About the choice of methods: Williamson-York, Deming regression and the numerical recipe are limited to the specific choice of a straight line fit. They are a special case of the general methods like GLS (generalized LS) or OLS (ordinary LS).
(1) Names:
Most of the names that are mentioned mean something similar and related. The specifics of most the terms can be easily looked up; even on Wikipedia (e.g. here). It is important to read the publications carefully. The paper that is linked has a very specific set of requirements, in the sense that it is not a universal solution of the general case. Bivariate fit is not a unique name, it simply means that there are two variates. Deming regression would be a bivariate
linear fit. RMA is not a term I'm familiar with. Weighted least squares is an alternative name for a general least squares fit.
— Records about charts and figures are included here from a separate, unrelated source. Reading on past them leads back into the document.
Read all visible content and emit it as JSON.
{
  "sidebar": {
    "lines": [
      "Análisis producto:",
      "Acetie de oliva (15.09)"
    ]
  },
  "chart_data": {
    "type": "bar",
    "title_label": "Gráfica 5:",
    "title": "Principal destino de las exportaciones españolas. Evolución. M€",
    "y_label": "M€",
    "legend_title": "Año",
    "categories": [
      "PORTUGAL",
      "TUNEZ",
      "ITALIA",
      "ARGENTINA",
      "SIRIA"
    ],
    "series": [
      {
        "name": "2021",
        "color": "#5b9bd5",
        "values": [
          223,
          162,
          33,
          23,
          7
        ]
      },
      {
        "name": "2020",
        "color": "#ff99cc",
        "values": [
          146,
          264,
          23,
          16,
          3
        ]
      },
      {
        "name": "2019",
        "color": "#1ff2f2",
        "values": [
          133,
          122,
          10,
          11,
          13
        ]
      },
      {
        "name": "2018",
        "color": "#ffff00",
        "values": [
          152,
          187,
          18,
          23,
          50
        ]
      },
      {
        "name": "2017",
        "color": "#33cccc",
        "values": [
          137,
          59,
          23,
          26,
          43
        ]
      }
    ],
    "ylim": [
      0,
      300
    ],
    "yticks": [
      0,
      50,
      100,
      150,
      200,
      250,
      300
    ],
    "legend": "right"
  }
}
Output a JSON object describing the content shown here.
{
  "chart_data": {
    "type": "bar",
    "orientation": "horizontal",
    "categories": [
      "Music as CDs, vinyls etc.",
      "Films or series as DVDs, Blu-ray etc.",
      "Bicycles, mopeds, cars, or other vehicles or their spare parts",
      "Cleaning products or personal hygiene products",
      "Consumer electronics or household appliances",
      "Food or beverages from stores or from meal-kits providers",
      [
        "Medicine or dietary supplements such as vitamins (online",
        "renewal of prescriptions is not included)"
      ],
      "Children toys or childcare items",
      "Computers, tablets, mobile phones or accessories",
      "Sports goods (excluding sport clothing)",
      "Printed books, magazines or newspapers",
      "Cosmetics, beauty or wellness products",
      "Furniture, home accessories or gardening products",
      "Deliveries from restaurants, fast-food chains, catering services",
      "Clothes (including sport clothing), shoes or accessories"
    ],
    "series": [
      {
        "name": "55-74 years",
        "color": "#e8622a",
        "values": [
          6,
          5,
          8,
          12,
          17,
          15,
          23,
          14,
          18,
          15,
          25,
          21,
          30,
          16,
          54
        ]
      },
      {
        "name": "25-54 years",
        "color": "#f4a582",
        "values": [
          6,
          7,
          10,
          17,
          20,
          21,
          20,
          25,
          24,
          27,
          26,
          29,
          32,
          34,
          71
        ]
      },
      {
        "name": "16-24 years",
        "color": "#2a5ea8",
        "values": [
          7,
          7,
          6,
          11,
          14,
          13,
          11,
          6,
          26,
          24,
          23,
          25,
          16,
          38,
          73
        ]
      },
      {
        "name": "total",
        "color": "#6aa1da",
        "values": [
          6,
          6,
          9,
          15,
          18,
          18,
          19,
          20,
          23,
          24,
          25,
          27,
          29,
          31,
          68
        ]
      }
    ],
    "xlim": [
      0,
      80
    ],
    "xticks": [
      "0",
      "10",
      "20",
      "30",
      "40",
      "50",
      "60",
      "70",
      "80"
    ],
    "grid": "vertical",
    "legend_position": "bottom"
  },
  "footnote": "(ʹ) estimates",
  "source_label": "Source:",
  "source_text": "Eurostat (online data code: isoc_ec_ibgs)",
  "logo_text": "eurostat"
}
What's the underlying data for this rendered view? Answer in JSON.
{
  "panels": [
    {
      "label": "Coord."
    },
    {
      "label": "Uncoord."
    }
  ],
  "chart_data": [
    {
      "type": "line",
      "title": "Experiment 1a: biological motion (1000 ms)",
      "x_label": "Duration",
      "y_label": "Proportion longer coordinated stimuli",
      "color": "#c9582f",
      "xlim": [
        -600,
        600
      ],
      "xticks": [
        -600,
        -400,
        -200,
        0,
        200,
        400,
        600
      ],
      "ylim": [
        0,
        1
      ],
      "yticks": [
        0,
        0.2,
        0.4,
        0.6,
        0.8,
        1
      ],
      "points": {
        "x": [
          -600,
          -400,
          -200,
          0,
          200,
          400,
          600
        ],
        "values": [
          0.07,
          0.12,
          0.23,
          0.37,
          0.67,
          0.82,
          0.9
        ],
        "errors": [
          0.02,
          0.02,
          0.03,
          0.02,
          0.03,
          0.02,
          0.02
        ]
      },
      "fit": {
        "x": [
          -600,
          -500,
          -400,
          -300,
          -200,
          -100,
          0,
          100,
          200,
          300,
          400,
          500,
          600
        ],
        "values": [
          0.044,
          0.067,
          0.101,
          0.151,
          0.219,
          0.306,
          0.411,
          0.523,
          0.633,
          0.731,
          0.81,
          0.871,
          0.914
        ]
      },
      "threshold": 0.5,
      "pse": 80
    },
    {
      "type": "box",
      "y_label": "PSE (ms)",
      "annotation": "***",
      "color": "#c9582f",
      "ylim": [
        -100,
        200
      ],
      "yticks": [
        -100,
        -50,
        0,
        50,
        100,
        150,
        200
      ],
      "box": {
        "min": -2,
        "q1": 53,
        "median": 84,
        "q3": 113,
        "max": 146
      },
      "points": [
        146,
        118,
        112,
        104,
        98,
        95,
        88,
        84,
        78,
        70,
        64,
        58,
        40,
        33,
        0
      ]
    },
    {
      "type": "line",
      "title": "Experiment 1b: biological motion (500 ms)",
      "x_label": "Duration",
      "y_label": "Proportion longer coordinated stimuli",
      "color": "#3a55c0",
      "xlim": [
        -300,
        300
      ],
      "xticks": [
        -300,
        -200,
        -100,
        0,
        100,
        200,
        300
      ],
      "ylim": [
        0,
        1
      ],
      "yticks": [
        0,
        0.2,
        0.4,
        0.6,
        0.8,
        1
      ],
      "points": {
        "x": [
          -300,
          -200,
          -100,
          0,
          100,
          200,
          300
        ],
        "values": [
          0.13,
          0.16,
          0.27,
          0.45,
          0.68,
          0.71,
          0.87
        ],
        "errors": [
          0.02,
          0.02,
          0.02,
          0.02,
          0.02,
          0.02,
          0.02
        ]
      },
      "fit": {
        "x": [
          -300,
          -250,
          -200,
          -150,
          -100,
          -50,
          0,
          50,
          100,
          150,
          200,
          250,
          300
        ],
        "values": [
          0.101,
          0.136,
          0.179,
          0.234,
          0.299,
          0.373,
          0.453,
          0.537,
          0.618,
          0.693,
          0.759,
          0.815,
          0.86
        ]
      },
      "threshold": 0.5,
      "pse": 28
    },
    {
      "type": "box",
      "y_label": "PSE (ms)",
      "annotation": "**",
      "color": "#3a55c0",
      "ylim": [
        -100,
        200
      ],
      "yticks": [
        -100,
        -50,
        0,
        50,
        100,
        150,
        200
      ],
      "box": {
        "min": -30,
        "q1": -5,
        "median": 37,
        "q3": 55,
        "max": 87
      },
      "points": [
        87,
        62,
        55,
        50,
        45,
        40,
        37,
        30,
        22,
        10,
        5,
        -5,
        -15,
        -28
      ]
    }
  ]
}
(2) They are not the same. It depends on what the actual task is.
(3) Maybe. The code is public, so one could compare it. Both are about fitting straight lines with uncertainties. If both are correct, then both are equivalent. This is possible a take away point: results may be the same, but sometimes implementations have their own name.
(4) The standard Deming regression implementation (see here) doesn't compute the (Pearson) correlation coefficient. Questions about a particular programming package are better suited at a different Exchange site.